Upcycled Denim Market

The upcycled denim market is also booming, notes Alyssa Hardy, the author of WORN OUT: How Our Clothes Cover Up Fashion’s Sin and Teen Vogue’s digital director. “I think it’s amazing — obviously, we want people to be making less, but the end product [of upcycled denim] can be just as good as something new,” she says. “That’s a really great development.” One brand leading the charge is aligrace, which has been repurposing vintage denim since 2018. Ali Grace, the label’s founder and CEO, believes Gen Z is behind the surge in upcycled fashion. “There’s a lot of care behind their purchasing decisions, and they’re trying to put their money into something that will last and something they feel good about,” she notes.

Taking Care Of Your Denim

Taking care of your denim is half the battle, and according to Gordon, you rarely need to wash it. For stains, she suggests simply spot-treating the area. However, if your jeans are in desperate need of a clean, washing on cold is essential as it preserves their color, prevents shrinkage, and maintains the fabric’s shape and fit. And never, ever throw your denim in the dryer, advises Gordon. “Heat breaks down the fibers, causing a slow death to your jeans,” she says. Instead, hang-dry your denim to avoid any potential damage.
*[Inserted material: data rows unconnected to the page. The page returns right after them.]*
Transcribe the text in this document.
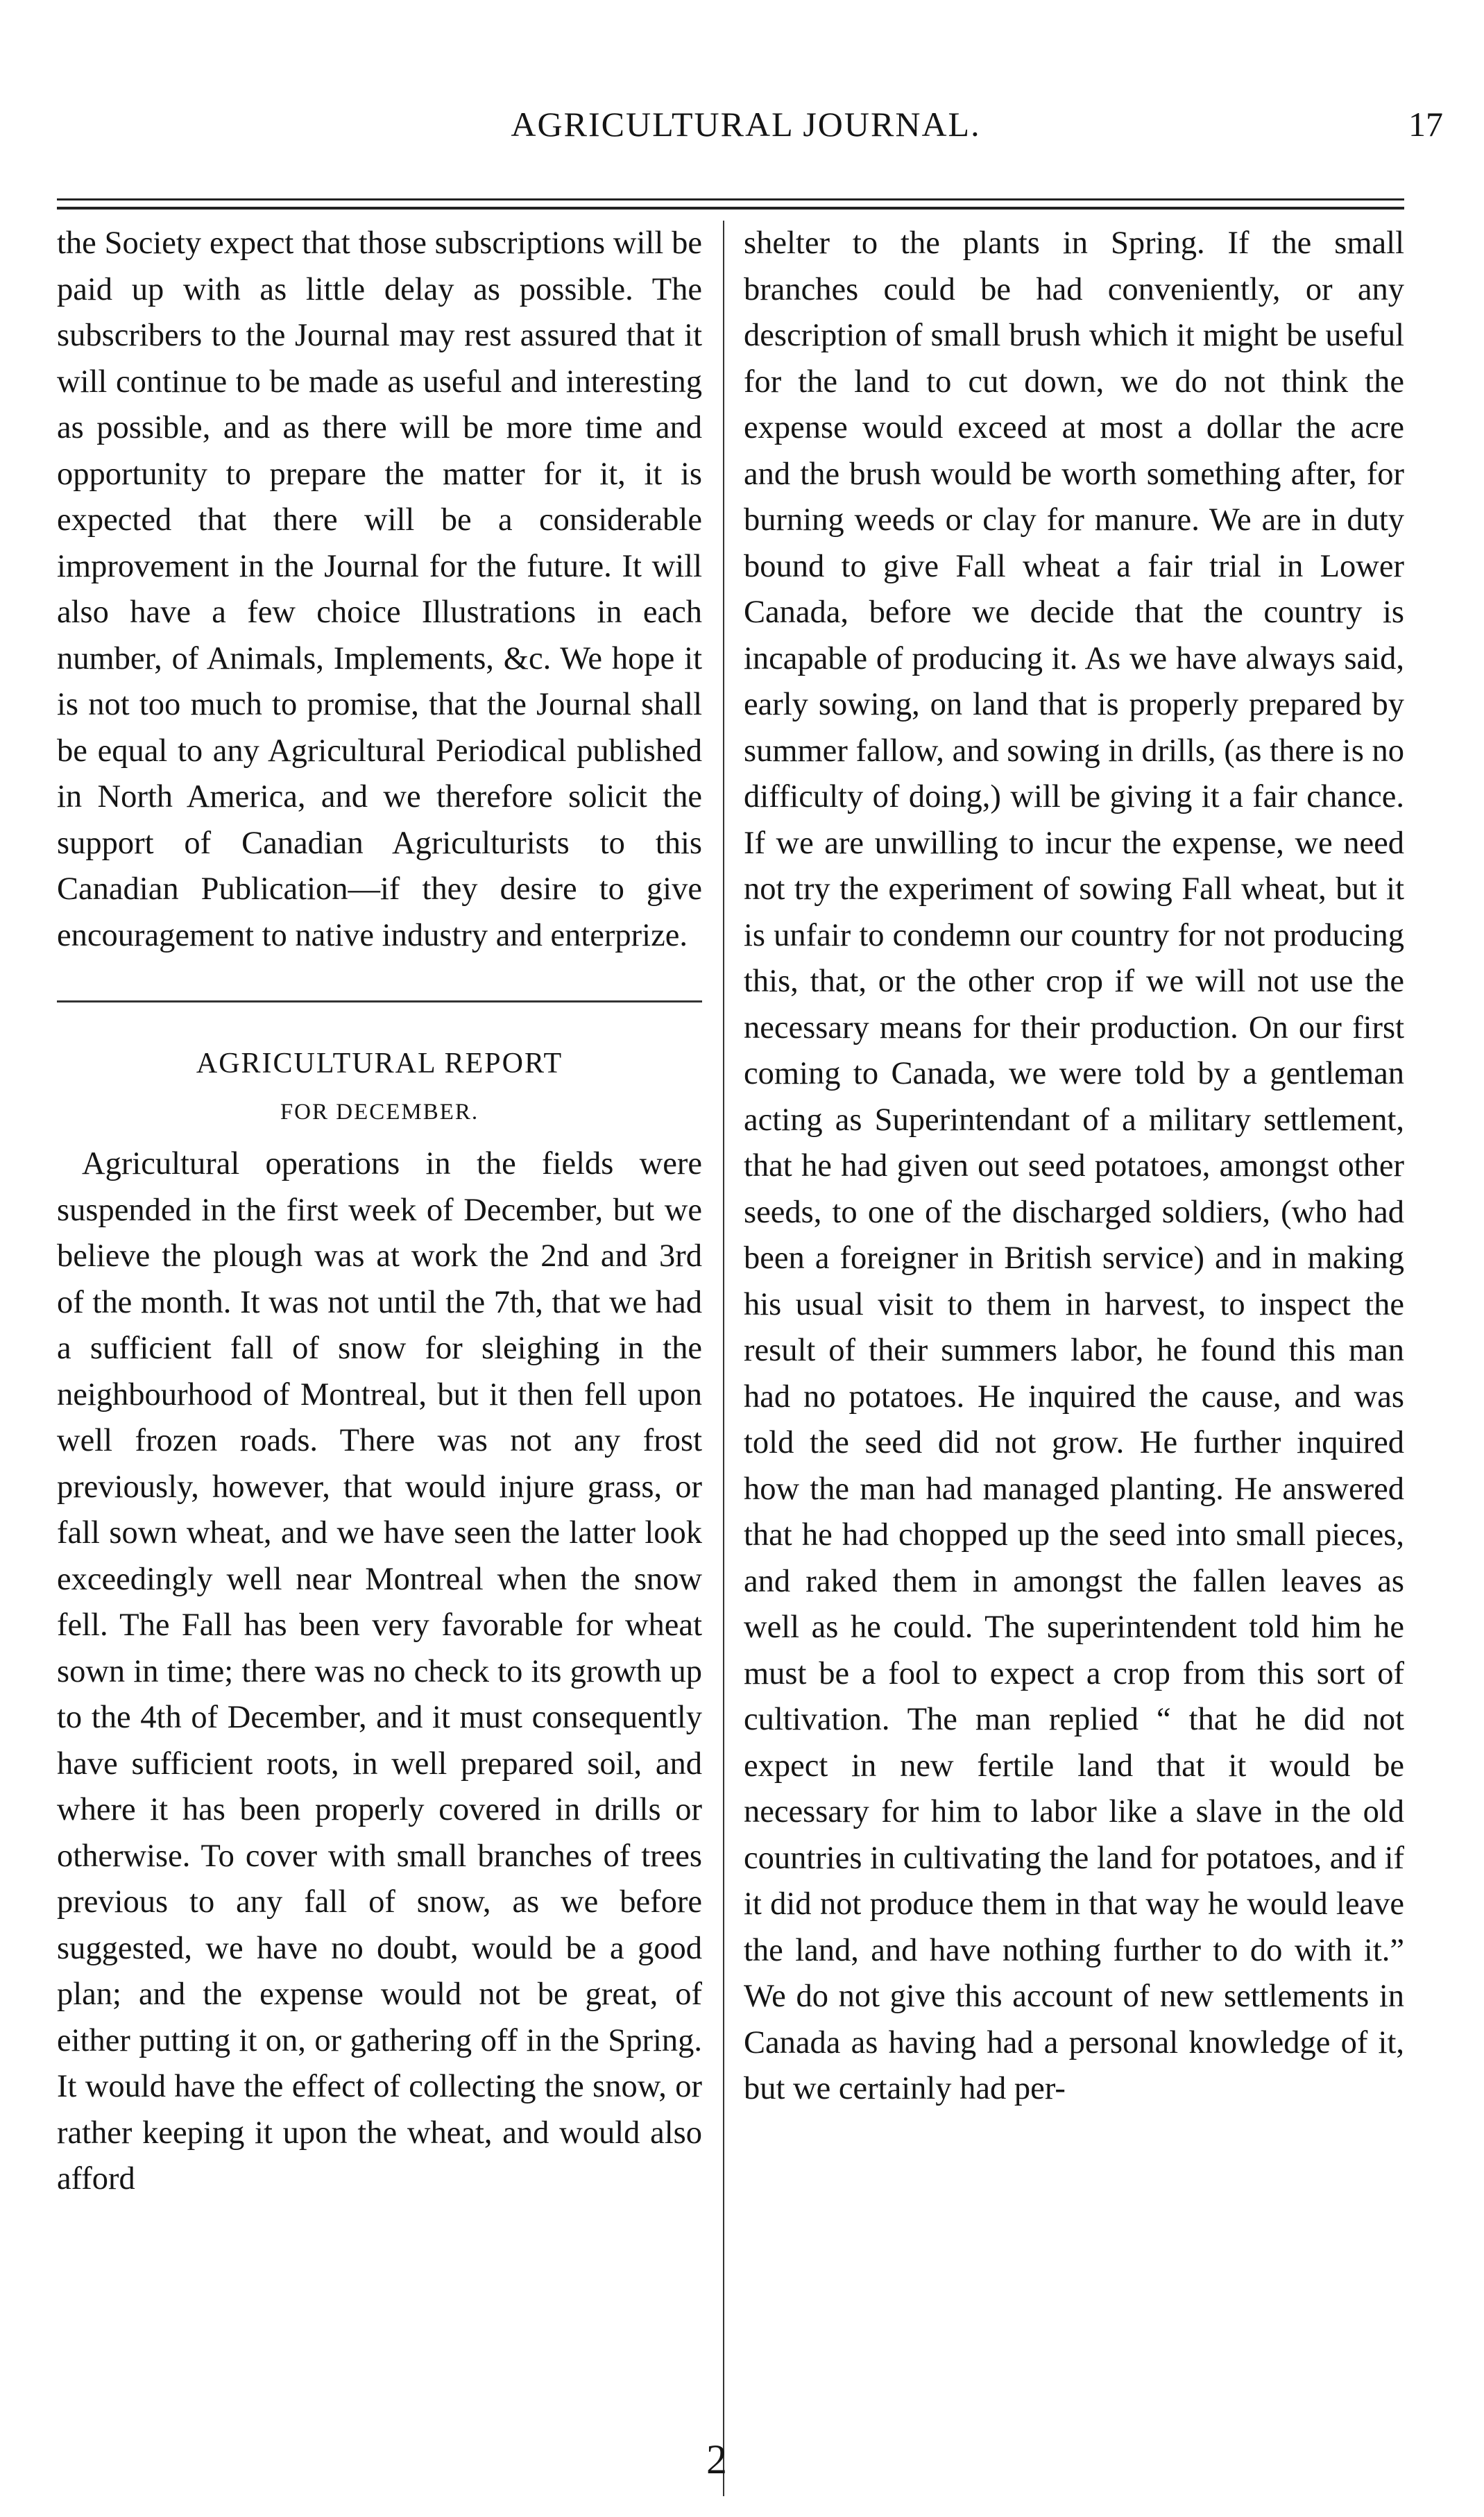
AGRICULTURAL JOURNAL.	17

the Society expect that those subscriptions will be paid up with as little delay as possible. The subscribers to the Journal may rest assured that it will continue to be made as useful and interesting as possible, and as there will be more time and opportunity to prepare the matter for it, it is expected that there will be a considerable improvement in the Journal for the future. It will also have a few choice Illustrations in each number, of Animals, Implements, &c. We hope it is not too much to promise, that the Journal shall be equal to any Agricultural Periodical published in North America, and we therefore solicit the support of Canadian Agriculturists to this Canadian Publication—if they desire to give encouragement to native industry and enterprize.

AGRICULTURAL REPORT
FOR DECEMBER.

Agricultural operations in the fields were suspended in the first week of December, but we believe the plough was at work the 2nd and 3rd of the month. It was not until the 7th, that we had a sufficient fall of snow for sleighing in the neighbourhood of Montreal, but it then fell upon well frozen roads. There was not any frost previously, however, that would injure grass, or fall sown wheat, and we have seen the latter look exceedingly well near Montreal when the snow fell. The Fall has been very favorable for wheat sown in time; there was no check to its growth up to the 4th of December, and it must consequently have sufficient roots, in well prepared soil, and where it has been properly covered in drills or otherwise. To cover with small branches of trees previous to any fall of snow, as we before suggested, we have no doubt, would be a good plan; and the expense would not be great, of either putting it on, or gathering off in the Spring. It would have the effect of collecting the snow, or rather keeping it upon the wheat, and would also afford

shelter to the plants in Spring. If the small branches could be had conveniently, or any description of small brush which it might be useful for the land to cut down, we do not think the expense would exceed at most a dollar the acre and the brush would be worth something after, for burning weeds or clay for manure. We are in duty bound to give Fall wheat a fair trial in Lower Canada, before we decide that the country is incapable of producing it. As we have always said, early sowing, on land that is properly prepared by summer fallow, and sowing in drills, (as there is no difficulty of doing,) will be giving it a fair chance. If we are unwilling to incur the expense, we need not try the experiment of sowing Fall wheat, but it is unfair to condemn our country for not producing this, that, or the other crop if we will not use the necessary means for their production. On our first coming to Canada, we were told by a gentleman acting as Superintendant of a military settlement, that he had given out seed potatoes, amongst other seeds, to one of the discharged soldiers, (who had been a foreigner in British service) and in making his usual visit to them in harvest, to inspect the result of their summers labor, he found this man had no potatoes. He inquired the cause, and was told the seed did not grow. He further inquired how the man had managed planting. He answered that he had chopped up the seed into small pieces, and raked them in amongst the fallen leaves as well as he could. The superintendent told him he must be a fool to expect a crop from this sort of cultivation. The man replied “ that he did not expect in new fertile land that it would be necessary for him to labor like a slave in the old countries in cultivating the land for potatoes, and if it did not produce them in that way he would leave the land, and have nothing further to do with it.” We do not give this account of new settlements in Canada as having had a personal knowledge of it, but we certainly had per-

2
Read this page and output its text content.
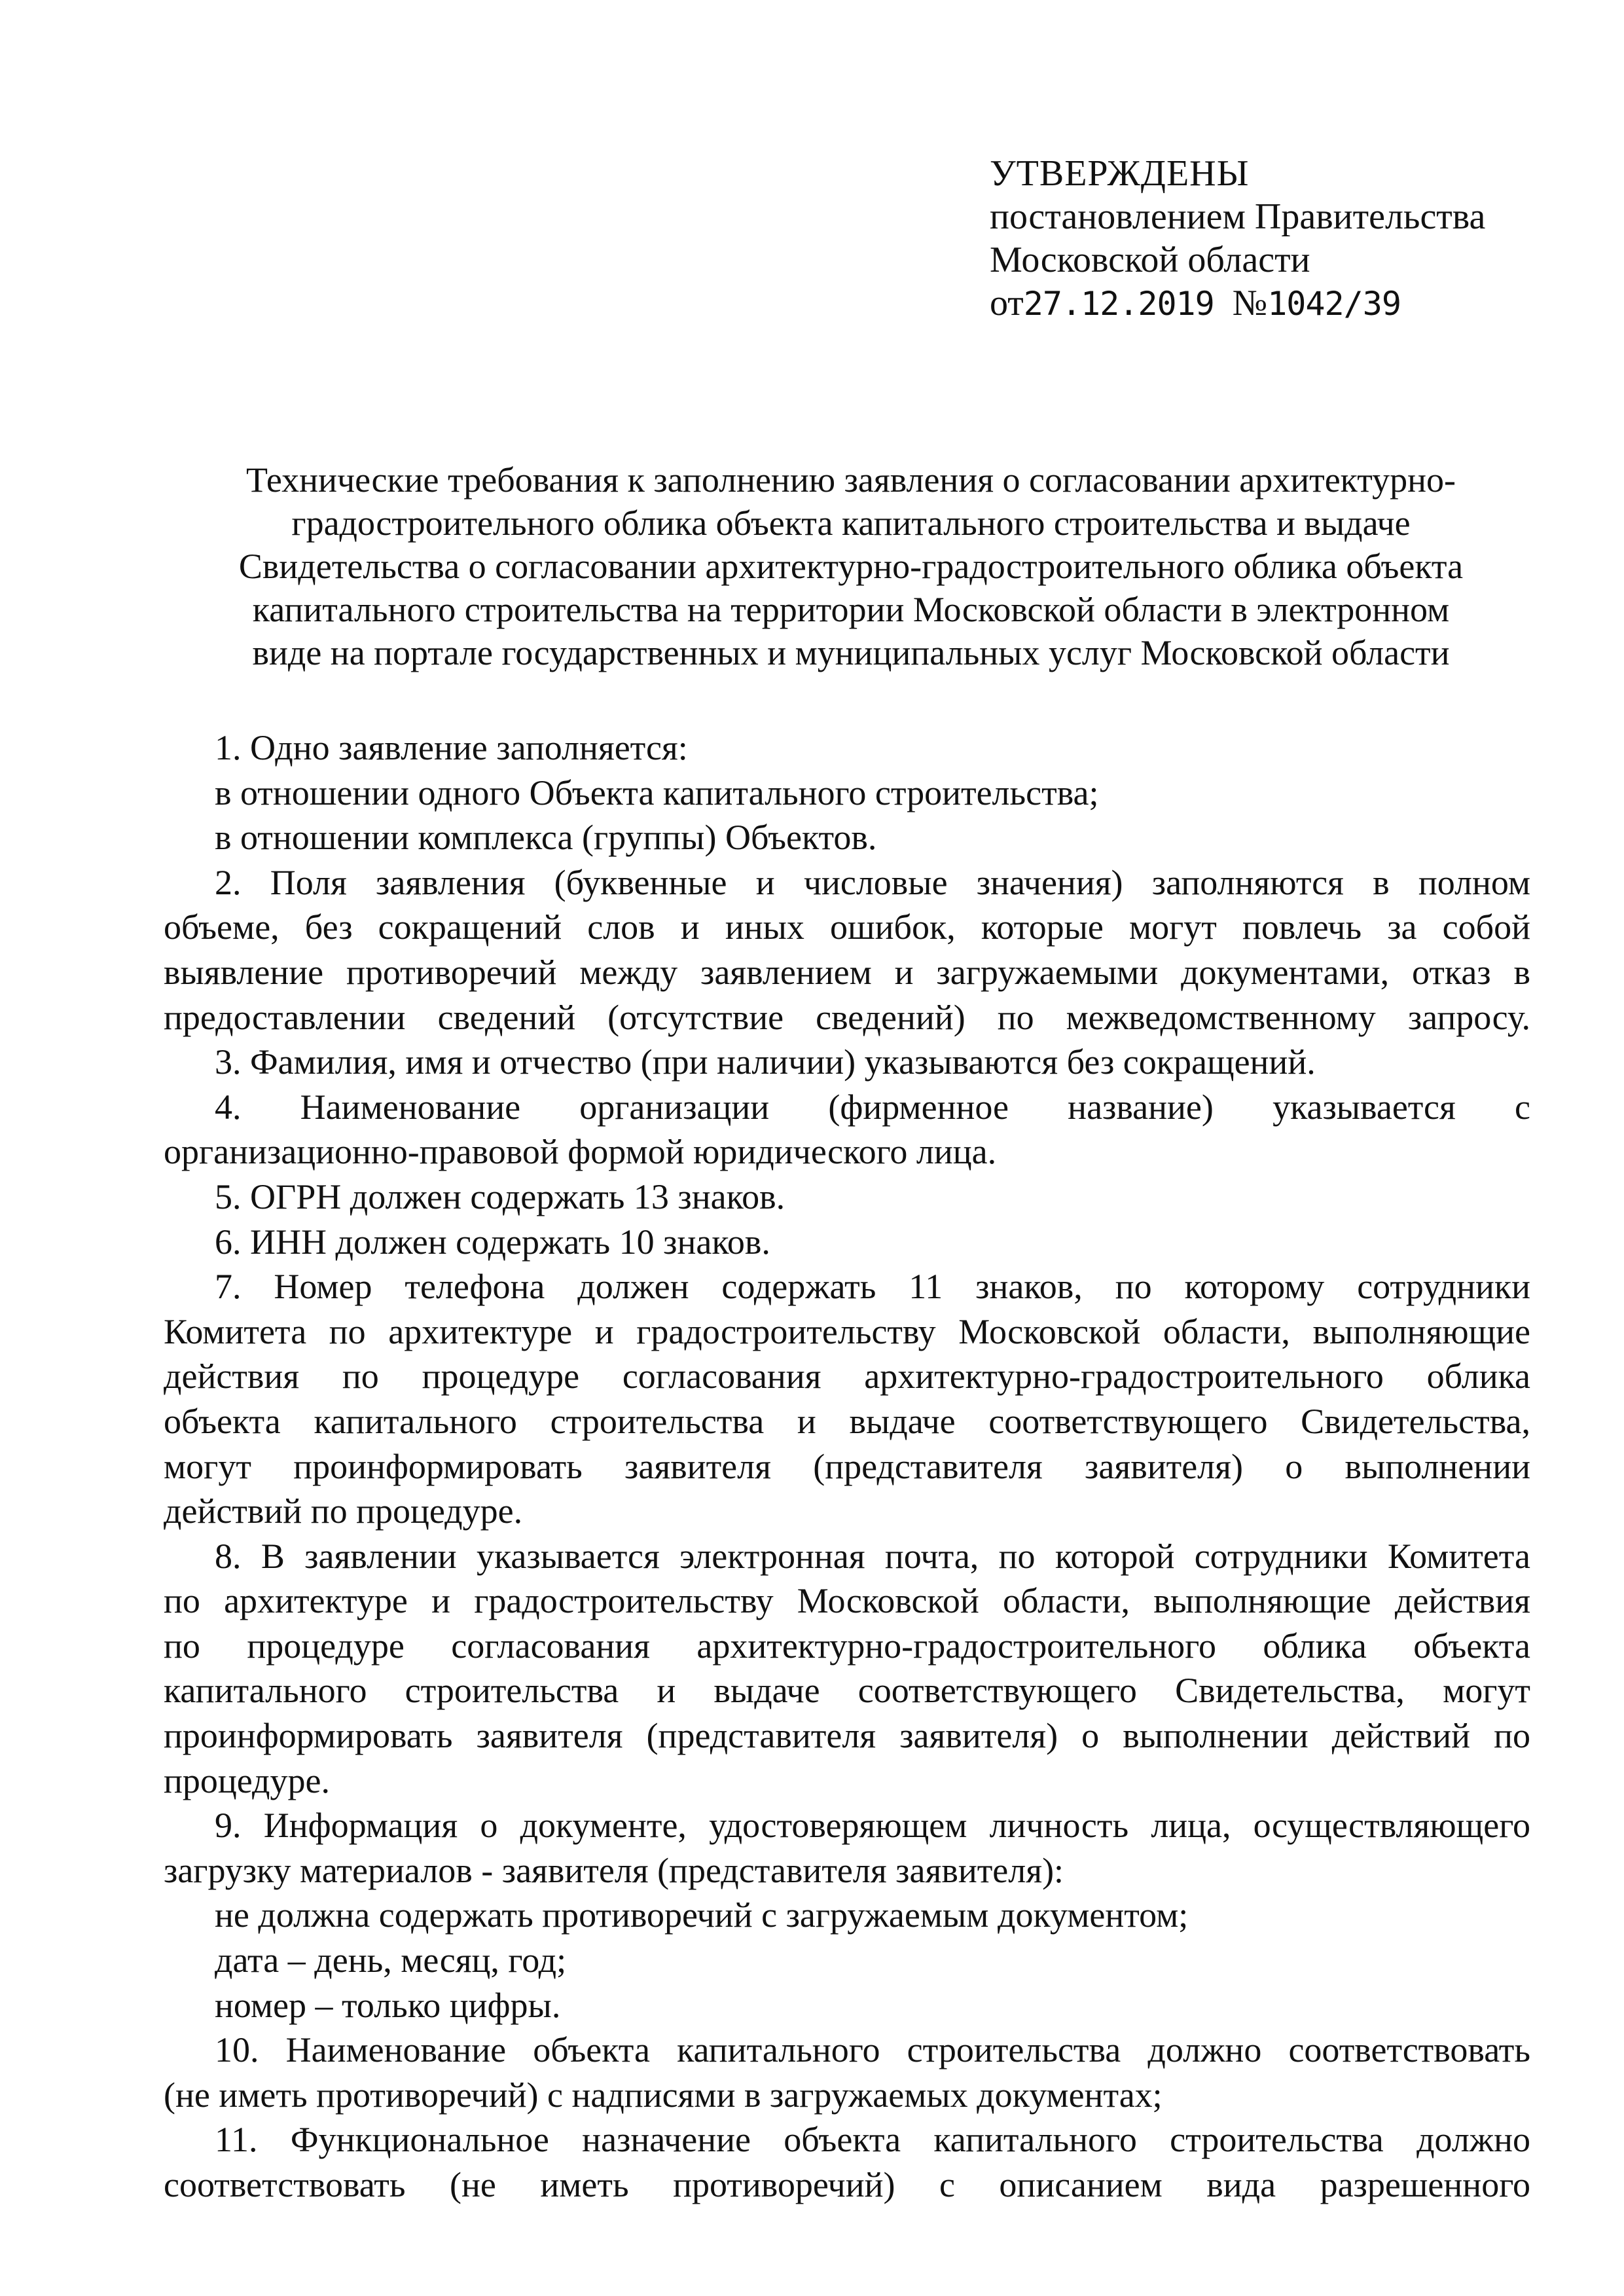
УТВЕРЖДЕНЫ
постановлением Правительства
Московской области
от27.12.2019 №1042/39
Технические требования к заполнению заявления о согласовании архитектурно-
градостроительного облика объекта капитального строительства и выдаче
Свидетельства о согласовании архитектурно-градостроительного облика объекта
капитального строительства на территории Московской области в электронном
виде на портале государственных и муниципальных услуг Московской области
1. Одно заявление заполняется:
в отношении одного Объекта капитального строительства;
в отношении комплекса (группы) Объектов.
2. Поля заявления (буквенные и числовые значения) заполняются в полном
объеме, без сокращений слов и иных ошибок, которые могут повлечь за собой
выявление противоречий между заявлением и загружаемыми документами, отказ в
предоставлении сведений (отсутствие сведений) по межведомственному запросу.
3. Фамилия, имя и отчество (при наличии) указываются без сокращений.
4. Наименование организации (фирменное название) указывается с
организационно-правовой формой юридического лица.
5. ОГРН должен содержать 13 знаков.
6. ИНН должен содержать 10 знаков.
7. Номер телефона должен содержать 11 знаков, по которому сотрудники
Комитета по архитектуре и градостроительству Московской области, выполняющие
действия по процедуре согласования архитектурно-градостроительного облика
объекта капитального строительства и выдаче соответствующего Свидетельства,
могут проинформировать заявителя (представителя заявителя) о выполнении
действий по процедуре.
8. В заявлении указывается электронная почта, по которой сотрудники Комитета
по архитектуре и градостроительству Московской области, выполняющие действия
по процедуре согласования архитектурно-градостроительного облика объекта
капитального строительства и выдаче соответствующего Свидетельства, могут
проинформировать заявителя (представителя заявителя) о выполнении действий по
процедуре.
9. Информация о документе, удостоверяющем личность лица, осуществляющего
загрузку материалов - заявителя (представителя заявителя):
не должна содержать противоречий с загружаемым документом;
дата – день, месяц, год;
номер – только цифры.
10. Наименование объекта капитального строительства должно соответствовать
(не иметь противоречий) с надписями в загружаемых документах;
11. Функциональное назначение объекта капитального строительства должно
соответствовать (не иметь противоречий) с описанием вида разрешенного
How To Dispose Of Your Jeans

When it comes to disposing of your jeans, Gordon doesn’t recommend going straight to Goodwill, noting that many donation centers have become saturated with product. Instead, consider passing them along to someone who can give them a second life. Another option: Work with a local organization where you know the items will be put to good use. “We have FABSCRAP here in New York, where they repurpose fabric for fashion students,” she adds. Or, of course, there are resale platforms like Poshmark, Depop, and ThredUp.